Most respiratory therapists are pretty good at what they do. We aren't just chums and peons who slap a neb in someone's mouth and leave the room, we assess and we do creative thinking to the benefit of the patient.
But many doctors and nurses and Rt bosses and administrators don't understand that. They see us as ancillary staff, no better than the technician that draws your blood or performs an ordinary x-ray.
Very few times in the 13 years I've been in this profession have I heard of one of my coworkers making a mistake that endangered the life of one of the patients. In fact, I can think of no examples of which this happened. In fact, perhaps it never has.
Yet we have all spent time in the RT Bosses office from time to time defending ourselves because of some write up for some stupid reason, or, most common, because we forgot to chart a treatment.
It's almost to the point now that I spend so much time worrying that I'm charting correctly, and charting all my therapies, that charting has become the priority, with patients taking a distant second place. The number one goal of hospitals is not to save lives and make sick people better, it's to make money.
My coworker told me that she told the boss several years ago if it ever got to the point she was paranoid that she was going to make a mistake for creative thinking that she would quit. Now that's exactly what it's come to here at Shoreline Medical Center. We have all become paranoid.
We're not paranoid because we think we are going to compromise our patients, because they always come first to us. We are paranoid because we are afraid we aren't going to chart perfectly. We are told if we don't chart all our stuff we (meaning the department) won't get paid for a procedure.
Now I certainly want the department to make money, as I want to make a paycheck, but I think it's bull crap now that it's to the point we are all paranoid.
It makes one think this way:
"Which is more important: Doing something to harm a patient or forgetting to chart a treatment?"
I like to think, as do most ethical human beings, that the first goal is to do no harm.

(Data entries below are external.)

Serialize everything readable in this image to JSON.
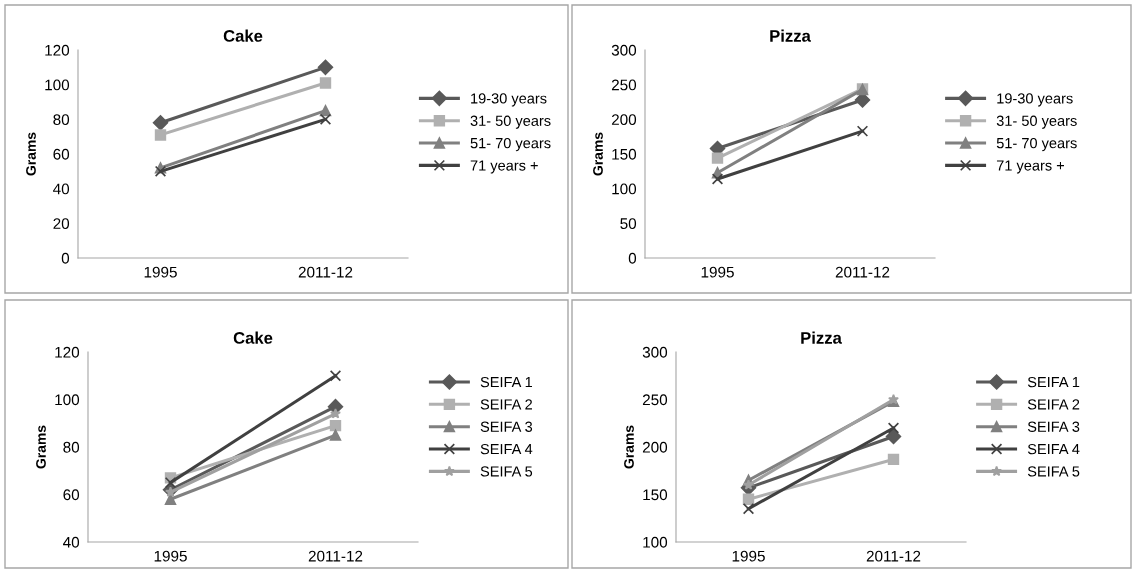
{
  "chart_data": [
    {
      "type": "line",
      "title": "Cake",
      "ylabel": "Grams",
      "categories": [
        "1995",
        "2011-12"
      ],
      "ylim": [
        0,
        120
      ],
      "yticks": [
        0,
        20,
        40,
        60,
        80,
        100,
        120
      ],
      "grid": false,
      "legend": "right",
      "series": [
        {
          "name": "19-30 years",
          "color": "#595959",
          "marker": "diamond",
          "values": [
            78,
            110
          ]
        },
        {
          "name": "31- 50 years",
          "color": "#b0b0b0",
          "marker": "square",
          "values": [
            71,
            101
          ]
        },
        {
          "name": "51- 70 years",
          "color": "#808080",
          "marker": "triangle",
          "values": [
            52,
            85
          ]
        },
        {
          "name": "71 years +",
          "color": "#404040",
          "marker": "cross",
          "values": [
            50,
            80
          ]
        }
      ]
    },
    {
      "type": "line",
      "title": "Pizza",
      "ylabel": "Grams",
      "categories": [
        "1995",
        "2011-12"
      ],
      "ylim": [
        0,
        300
      ],
      "yticks": [
        0,
        50,
        100,
        150,
        200,
        250,
        300
      ],
      "grid": false,
      "legend": "right",
      "series": [
        {
          "name": "19-30 years",
          "color": "#595959",
          "marker": "diamond",
          "values": [
            158,
            228
          ]
        },
        {
          "name": "31- 50 years",
          "color": "#b0b0b0",
          "marker": "square",
          "values": [
            144,
            244
          ]
        },
        {
          "name": "51- 70 years",
          "color": "#808080",
          "marker": "triangle",
          "values": [
            123,
            243
          ]
        },
        {
          "name": "71 years +",
          "color": "#404040",
          "marker": "cross",
          "values": [
            114,
            183
          ]
        }
      ]
    },
    {
      "type": "line",
      "title": "Cake",
      "ylabel": "Grams",
      "categories": [
        "1995",
        "2011-12"
      ],
      "ylim": [
        40,
        120
      ],
      "yticks": [
        40,
        60,
        80,
        100,
        120
      ],
      "grid": false,
      "legend": "right",
      "series": [
        {
          "name": "SEIFA 1",
          "color": "#595959",
          "marker": "diamond",
          "values": [
            62,
            97
          ]
        },
        {
          "name": "SEIFA 2",
          "color": "#b0b0b0",
          "marker": "square",
          "values": [
            67,
            89
          ]
        },
        {
          "name": "SEIFA 3",
          "color": "#808080",
          "marker": "triangle",
          "values": [
            58,
            85
          ]
        },
        {
          "name": "SEIFA 4",
          "color": "#404040",
          "marker": "cross",
          "values": [
            65,
            110
          ]
        },
        {
          "name": "SEIFA 5",
          "color": "#a0a0a0",
          "marker": "star",
          "values": [
            61,
            94
          ]
        }
      ]
    },
    {
      "type": "line",
      "title": "Pizza",
      "ylabel": "Grams",
      "categories": [
        "1995",
        "2011-12"
      ],
      "ylim": [
        100,
        300
      ],
      "yticks": [
        100,
        150,
        200,
        250,
        300
      ],
      "grid": false,
      "legend": "right",
      "series": [
        {
          "name": "SEIFA 1",
          "color": "#595959",
          "marker": "diamond",
          "values": [
            157,
            211
          ]
        },
        {
          "name": "SEIFA 2",
          "color": "#b0b0b0",
          "marker": "square",
          "values": [
            145,
            187
          ]
        },
        {
          "name": "SEIFA 3",
          "color": "#808080",
          "marker": "triangle",
          "values": [
            165,
            248
          ]
        },
        {
          "name": "SEIFA 4",
          "color": "#404040",
          "marker": "cross",
          "values": [
            135,
            220
          ]
        },
        {
          "name": "SEIFA 5",
          "color": "#a0a0a0",
          "marker": "star",
          "values": [
            160,
            250
          ]
        }
      ]
    }
  ]
}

Yet now I'm beginning to wonder if the greater priority is making sure we chart so we can make the hospital profitable.
It's a shame I have to write about this, but it's true.
2 comments:
This is a great observation. As a respiratory therapist at a pediatric facility, there are times when charting must be triaged as multiple patients at one time can be having acute issues. Sometimes it helps to remember that from the administration side, lawsuits are real and they happen more frequently than we hear about. So, I wouldn't say the facility is neccessarily worried about getting money (although they all do, for sure) but it's keeping everything in-line for when that lawsuit comes knocking. Fortunately, I work at a place where our charges are seperate from our charting. We enter our procedures on a computer but chart on paper (for now). I can say using barcode scanning for things such as treatments has been a great help - it gives the clinician a backup, if you will, just in case that one treatment was not charted.
Well, the goal of any business is to make a profit, but it's not supposed to be this obvious.